A review by halkid2
Strangers in Budapest by Jessica Keener

3.0

Ex-pats + mystery + quirky characters don't quite add up for me in this one.

Strangers in Budapest strikes me as a mystery more than a standard novel. It draws heavily on the author’s own experience living in Budapest during the 1990s — feeling like an outsider, relying on the ex-pat community, and witnessing the lingering effects left by Nazi and Soviet occupations.

The story focuses on a young entrepreneurial American couple (Annie and Will), and their newly adopted baby, who have relocated to Budapest to take advantage of the economic opportunities offered by a more free Hungarian society. It turns out translating opportunity into success is more difficult than either of them expected.

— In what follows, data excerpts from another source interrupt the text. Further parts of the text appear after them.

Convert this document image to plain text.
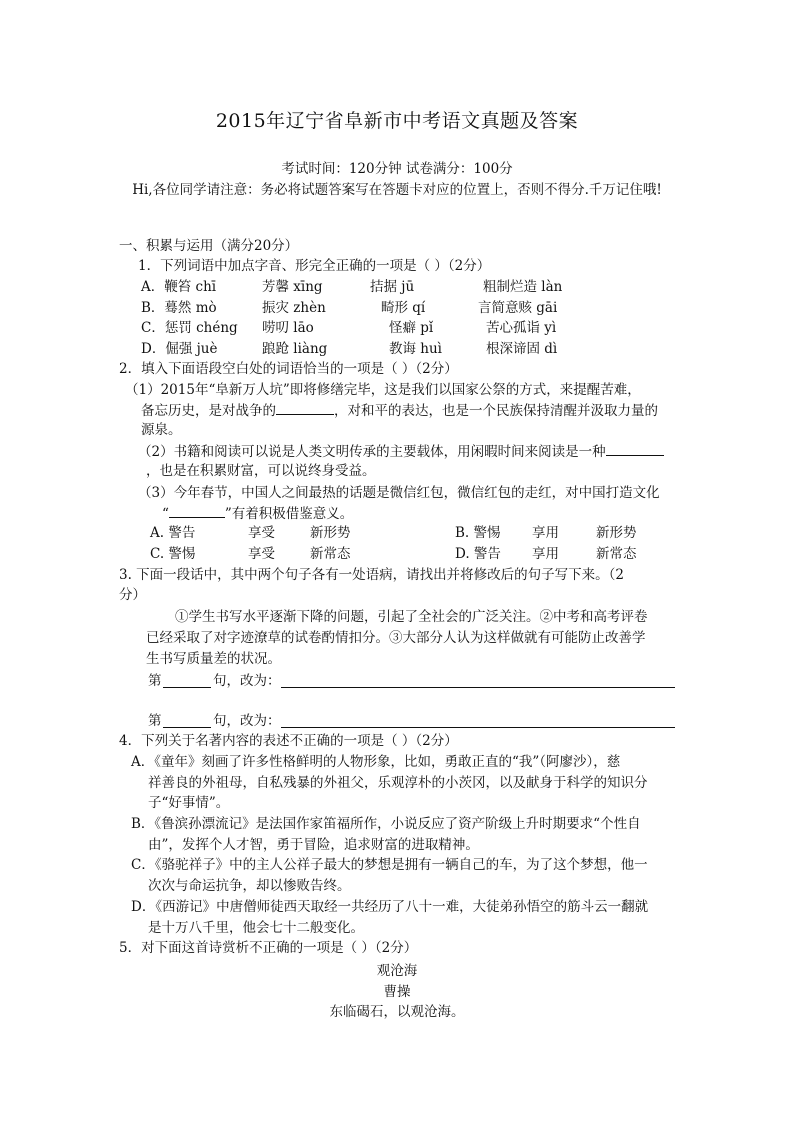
2015年辽宁省阜新市中考语文真题及答案
考试时间：120分钟 试卷满分：100分
Hi,各位同学请注意：务必将试题答案写在答题卡对应的位置上，否则不得分.千万记住哦!
一、积累与运用（满分20分）
1．下列词语中加点字音、形完全正确的一项是（ ）（2分）
A．鞭笞 chī	芳馨 xīng	拮据 jū	粗制烂造 làn
B．蓦然 mò	振灾 zhèn	畸形 qí	言简意赅 gāi
C．惩罚 chéng 唠叨 lāo	怪癖 pǐ	苦心孤诣 yì
D．倔强 juè	踉跄 liàng	教诲 huì	根深谛固 dì
2．填入下面语段空白处的词语恰当的一项是（ ）（2分）
（1）2015年“阜新万人坑”即将修缮完毕，这是我们以国家公祭的方式，来提醒苦难，
备忘历史，是对战争的	，对和平的表达，也是一个民族保持清醒并汲取力量的
源泉。
（2）书籍和阅读可以说是人类文明传承的主要载体，用闲暇时间来阅读是一种
，也是在积累财富，可以说终身受益。
（3）今年春节，中国人之间最热的话题是微信红包，微信红包的走红，对中国打造文化
“	”有着积极借鉴意义。
A. 警告	享受	新形势	B. 警惕 享用	新形势
C. 警惕	享受	新常态	D. 警告 享用	新常态
3. 下面一段话中，其中两个句子各有一处语病，请找出并将修改后的句子写下来。（2
分）
①学生书写水平逐渐下降的问题，引起了全社会的广泛关注。②中考和高考评卷
已经采取了对字迹潦草的试卷酌情扣分。③大部分人认为这样做就有可能防止改善学
生书写质量差的状况。
第	句，改为：
第	句，改为：
4．下列关于名著内容的表述不正确的一项是（ ）（2分）
A．《童年》刻画了许多性格鲜明的人物形象，比如，勇敢正直的“我”（阿廖沙），慈
祥善良的外祖母，自私残暴的外祖父，乐观淳朴的小茨冈，以及献身于科学的知识分
子“好事情”。
B．《鲁滨孙漂流记》是法国作家笛福所作，小说反应了资产阶级上升时期要求“个性自
由”，发挥个人才智，勇于冒险，追求财富的进取精神。
C．《骆驼祥子》中的主人公祥子最大的梦想是拥有一辆自己的车，为了这个梦想，他一
次次与命运抗争，却以惨败告终。
D．《西游记》中唐僧师徒西天取经一共经历了八十一难，大徒弟孙悟空的筋斗云一翻就
是十万八千里，他会七十二般变化。
5．对下面这首诗赏析不正确的一项是（ ）（2分）
观沧海
曹操
东临碣石，以观沧海。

Add to this a couple of interesting characters:
• like Edward, an older Jewish American, who has traveled to Budapest to hunt down the son-in-law he believes killed Edward’s ailing daughter for insurance money.
• And, Bernardo, a Latino businessman and philandering husband who wants Will to rejoin the corporate world.
• And, Stephen, a handsome but mysterious translator, born in the US but now exploring his Hungarian roots.

Many of these characters also come with long-hidden personal secrets regarding past family tragedies. And of course, when some secrets get revealed, the reader discovers some unexpected connections between characters.

The book builds toward a very suspenseful conclusion. But the question remains, why didn’t I like it more?

I think it’s because there were so many elements included that had no apparent reason for being there. Like a completely unexceptional pickpocket event, barefoot Roma children selling flowers on the street, or some Hungarian history awkwardly forced into cocktail party conversation.

At the conclusion, I simply felt the author wandered too much. Perhaps she was a little too interested in wanting to share her own cultural impressions, from living in Budapest, and simply lost sight that those experiences also needed to be pertinent to the book she was writing.